Le « hell yes » comme boussole
Aline partage un principe qui guide désormais sa vie personnelle et professionnelle, tiré de l’expression anglophone « If it’s not a hell yes, it’s a no ». Elle le traduit sans détour : « si ce n’est pas un putain de oui, alors c’est un non ». Pour elle, cette règle est devenue un outil essentiel pour naviguer dans le flot croissant d’opportunités et de sollicitations qui accompagnent le développement d’une entreprise. L’idée est simple : si une proposition ne déclenche pas un enthousiasme immédiat et débordant, un véritable « feu d’artifice » intérieur, la réponse doit être négative.
Ce réflexe permet de ne plus hésiter. Si l’on commence à se demander s’il faut accepter ou refuser, c’est déjà le signe qu’il faut refuser, car comme le dit l’adage, « quand il y a un doute, il n’y a pas de doute ».
Dire non pour mieux choisir
Accepter une sollicitation, c’est s’engager en temps, en énergie et en responsabilité. Chaque « oui » accordé à une opportunité tiède est potentiellement un « non » à une future proposition bien plus excitante. Aline met cependant en garde contre une confusion possible : il faut savoir distinguer un manque d’enthousiasme réel d’une peur liée au syndrome de l’imposteur. Si l’opportunité est exceptionnelle mais que la peur de ne pas être à la hauteur prend le dessus, la réflexion est différente.
En dehors de ce cas, refuser ce qui ne nous passionne pas pleinement est une stratégie pour protéger ses ressources et rester disponible pour les projets qui comptent vraiment. C’est une manière de se concentrer sur ce qui nourrit son business et sa motivation.
Les références de l’épisode
- Personnes : Aline, coach business chez TheBBoost.
- Concepts : syndrome de l’imposteur, momentum.
- Expression : « If it’s not a hell yes, it’s a no ».
Au fil de l’épisode
- Présentation du format « Bottage de fesses » : un épisode court et sans préparation.
- Le principe directeur de l’épisode : « Si ce n’est pas un putain de oui, c’est un non ».
- La réalité de l’entrepreneur : plus le business grandit, plus les sollicitations affluent.
- L’erreur de vouloir tout accepter au début de son activité.
- Comment utiliser cette règle comme un filtre : l’absence de « feu d’artifice » intérieur est un signal de refus.
- La nuance à apporter : ne pas confondre le manque d’envie avec le syndrome de l’imposteur.
- Les bénéfices de dire non : préserver son temps et son énergie pour les vraies bonnes opportunités.
FAQ
Quel est le principe « Si ce n’est pas un putain de oui, c’est un non » ?
C’est une règle de décision qu’Aline a adoptée, inspirée de l’expression anglaise « If it’s not a hell yes, it’s a no ». Elle consiste à n’accepter une opportunité, une proposition ou une sollicitation que si elle provoque un enthousiasme immédiat et très fort. Si la réaction est tiède ou qu’une hésitation s’installe, la réponse doit être un non, afin de ne pas s’engager dans un projet sans une motivation totale.

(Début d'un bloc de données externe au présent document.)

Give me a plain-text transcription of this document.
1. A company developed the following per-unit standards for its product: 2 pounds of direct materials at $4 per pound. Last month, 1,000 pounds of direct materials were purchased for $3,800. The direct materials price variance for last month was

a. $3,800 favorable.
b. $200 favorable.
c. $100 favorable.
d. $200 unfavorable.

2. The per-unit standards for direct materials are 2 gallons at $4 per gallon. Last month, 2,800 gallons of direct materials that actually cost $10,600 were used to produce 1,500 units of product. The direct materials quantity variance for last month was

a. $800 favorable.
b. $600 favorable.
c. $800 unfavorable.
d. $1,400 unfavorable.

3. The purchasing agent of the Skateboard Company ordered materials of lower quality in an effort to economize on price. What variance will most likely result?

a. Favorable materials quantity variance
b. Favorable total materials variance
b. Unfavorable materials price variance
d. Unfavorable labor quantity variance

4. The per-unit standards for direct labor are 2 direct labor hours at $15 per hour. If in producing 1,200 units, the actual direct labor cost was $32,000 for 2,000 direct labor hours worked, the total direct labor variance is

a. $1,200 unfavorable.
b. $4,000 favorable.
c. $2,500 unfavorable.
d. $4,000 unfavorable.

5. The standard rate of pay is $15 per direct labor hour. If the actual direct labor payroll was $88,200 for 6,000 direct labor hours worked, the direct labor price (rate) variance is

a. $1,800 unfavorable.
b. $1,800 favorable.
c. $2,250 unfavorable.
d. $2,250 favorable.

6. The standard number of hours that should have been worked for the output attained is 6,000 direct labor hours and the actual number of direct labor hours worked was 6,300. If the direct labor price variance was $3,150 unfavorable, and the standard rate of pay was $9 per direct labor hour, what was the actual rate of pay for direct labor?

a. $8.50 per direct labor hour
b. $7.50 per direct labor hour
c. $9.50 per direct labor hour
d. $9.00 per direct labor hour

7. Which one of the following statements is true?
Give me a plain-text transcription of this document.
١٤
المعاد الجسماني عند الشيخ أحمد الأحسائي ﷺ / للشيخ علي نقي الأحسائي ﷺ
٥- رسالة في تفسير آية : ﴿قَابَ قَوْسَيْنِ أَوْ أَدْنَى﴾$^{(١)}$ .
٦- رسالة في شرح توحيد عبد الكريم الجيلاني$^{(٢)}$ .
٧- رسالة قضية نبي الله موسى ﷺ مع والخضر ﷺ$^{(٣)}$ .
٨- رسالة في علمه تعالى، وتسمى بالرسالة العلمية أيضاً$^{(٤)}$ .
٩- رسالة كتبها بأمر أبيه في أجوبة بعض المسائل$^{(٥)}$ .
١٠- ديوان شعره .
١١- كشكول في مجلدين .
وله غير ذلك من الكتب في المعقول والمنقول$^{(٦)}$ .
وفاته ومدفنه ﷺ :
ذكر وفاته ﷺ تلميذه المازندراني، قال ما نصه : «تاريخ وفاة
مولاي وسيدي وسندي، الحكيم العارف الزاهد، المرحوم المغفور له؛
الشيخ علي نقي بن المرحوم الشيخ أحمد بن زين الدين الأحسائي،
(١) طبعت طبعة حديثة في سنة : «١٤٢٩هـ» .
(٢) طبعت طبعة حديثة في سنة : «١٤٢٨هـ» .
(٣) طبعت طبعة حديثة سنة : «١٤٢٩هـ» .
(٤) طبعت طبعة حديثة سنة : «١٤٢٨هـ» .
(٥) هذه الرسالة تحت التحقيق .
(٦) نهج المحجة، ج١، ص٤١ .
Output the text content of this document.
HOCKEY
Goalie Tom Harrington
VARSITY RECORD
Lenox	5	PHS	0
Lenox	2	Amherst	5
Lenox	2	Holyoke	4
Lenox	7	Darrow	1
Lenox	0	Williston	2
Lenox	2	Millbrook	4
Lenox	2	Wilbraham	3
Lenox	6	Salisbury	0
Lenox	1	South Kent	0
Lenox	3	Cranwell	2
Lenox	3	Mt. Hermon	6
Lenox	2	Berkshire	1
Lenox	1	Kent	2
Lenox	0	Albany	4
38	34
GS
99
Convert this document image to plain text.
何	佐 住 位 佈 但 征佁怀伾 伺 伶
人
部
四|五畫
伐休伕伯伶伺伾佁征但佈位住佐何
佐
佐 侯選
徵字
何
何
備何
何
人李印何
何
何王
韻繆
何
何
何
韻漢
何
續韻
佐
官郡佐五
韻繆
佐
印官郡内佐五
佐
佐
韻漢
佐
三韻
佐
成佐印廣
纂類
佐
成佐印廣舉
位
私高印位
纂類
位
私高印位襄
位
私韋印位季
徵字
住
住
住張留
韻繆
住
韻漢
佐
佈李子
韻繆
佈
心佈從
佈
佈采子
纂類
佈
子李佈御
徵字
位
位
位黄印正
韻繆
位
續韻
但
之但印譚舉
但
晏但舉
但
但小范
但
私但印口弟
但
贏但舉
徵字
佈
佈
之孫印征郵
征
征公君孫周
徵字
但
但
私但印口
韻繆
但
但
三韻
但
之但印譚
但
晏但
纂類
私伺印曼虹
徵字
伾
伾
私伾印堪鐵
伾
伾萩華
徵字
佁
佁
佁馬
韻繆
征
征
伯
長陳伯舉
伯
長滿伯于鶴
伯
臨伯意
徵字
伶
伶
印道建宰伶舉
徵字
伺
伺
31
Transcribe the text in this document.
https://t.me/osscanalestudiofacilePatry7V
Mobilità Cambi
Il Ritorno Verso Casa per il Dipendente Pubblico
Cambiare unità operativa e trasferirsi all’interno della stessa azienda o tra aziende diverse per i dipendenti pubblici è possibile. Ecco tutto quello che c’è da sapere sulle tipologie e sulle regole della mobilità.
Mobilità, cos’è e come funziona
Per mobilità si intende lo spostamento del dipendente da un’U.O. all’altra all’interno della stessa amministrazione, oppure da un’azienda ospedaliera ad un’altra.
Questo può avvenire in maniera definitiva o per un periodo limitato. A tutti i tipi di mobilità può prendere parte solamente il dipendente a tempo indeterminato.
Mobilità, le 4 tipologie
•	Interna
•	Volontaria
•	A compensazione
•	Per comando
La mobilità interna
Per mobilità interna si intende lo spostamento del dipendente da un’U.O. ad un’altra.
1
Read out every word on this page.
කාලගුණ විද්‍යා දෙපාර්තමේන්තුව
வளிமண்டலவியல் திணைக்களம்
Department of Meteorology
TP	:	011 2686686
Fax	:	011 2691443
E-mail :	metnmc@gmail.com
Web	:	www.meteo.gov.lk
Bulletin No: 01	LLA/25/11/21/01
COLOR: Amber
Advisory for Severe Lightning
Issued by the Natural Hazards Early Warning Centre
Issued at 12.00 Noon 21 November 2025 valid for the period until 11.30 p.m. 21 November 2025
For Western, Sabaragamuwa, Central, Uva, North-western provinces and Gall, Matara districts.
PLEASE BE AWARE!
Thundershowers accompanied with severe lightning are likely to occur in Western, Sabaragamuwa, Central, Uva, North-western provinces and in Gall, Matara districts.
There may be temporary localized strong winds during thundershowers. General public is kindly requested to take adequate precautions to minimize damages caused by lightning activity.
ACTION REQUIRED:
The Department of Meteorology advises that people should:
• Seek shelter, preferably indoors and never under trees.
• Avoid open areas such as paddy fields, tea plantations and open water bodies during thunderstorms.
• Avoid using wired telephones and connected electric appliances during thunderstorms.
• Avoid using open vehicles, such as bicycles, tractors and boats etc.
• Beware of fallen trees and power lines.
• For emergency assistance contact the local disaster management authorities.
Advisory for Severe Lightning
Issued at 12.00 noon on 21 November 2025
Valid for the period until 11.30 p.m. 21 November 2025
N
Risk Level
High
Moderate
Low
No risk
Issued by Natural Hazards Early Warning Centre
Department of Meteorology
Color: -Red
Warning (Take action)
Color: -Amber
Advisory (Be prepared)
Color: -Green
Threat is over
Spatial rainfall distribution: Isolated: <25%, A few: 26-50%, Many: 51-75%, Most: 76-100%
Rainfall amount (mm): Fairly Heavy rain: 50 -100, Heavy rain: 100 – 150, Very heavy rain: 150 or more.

Pourquoi est-il si important pour un entrepreneur de savoir dire non ?
Selon Aline, plus un business se développe, plus il attire d’opportunités et de sollicitations. Vouloir tout accepter devient rapidement intenable et mène à l’épuisement. Savoir dire non permet de filtrer ces demandes pour ne conserver que les plus pertinentes et excitantes. C’est une manière de protéger son temps et son énergie, des ressources précieuses, pour les consacrer aux projets qui auront le plus d’impact.
Comment appliquer cette règle concrètement ?
Pour appliquer cette règle, il faut évaluer sa réaction instinctive face à une nouvelle proposition. Aline parle d’un « feu d’artifice » intérieur : si l’opportunité ne déclenche pas cette sensation de joie et d’excitation extrêmes, c’est le signe qu’il faut refuser. Le simple fait de devoir peser le pour et le contre ou de ressentir un doute est une indication suffisante que la proposition n’est pas un « putain de oui », et qu’il vaut donc mieux la décliner.
Quelle est la limite de ce principe ?
Aline précise que la seule limite à cette règle est le syndrome de l’imposteur. Il peut arriver qu’une opportunité soit exceptionnelle et très excitante, mais que la peur de ne pas être à la hauteur pousse à hésiter. Dans ce cas précis, l’hésitation n’est pas due à un manque d’envie mais à un blocage psychologique. Il est donc important de savoir faire la différence entre un projet qui ne nous motive pas et un projet qui nous intimide.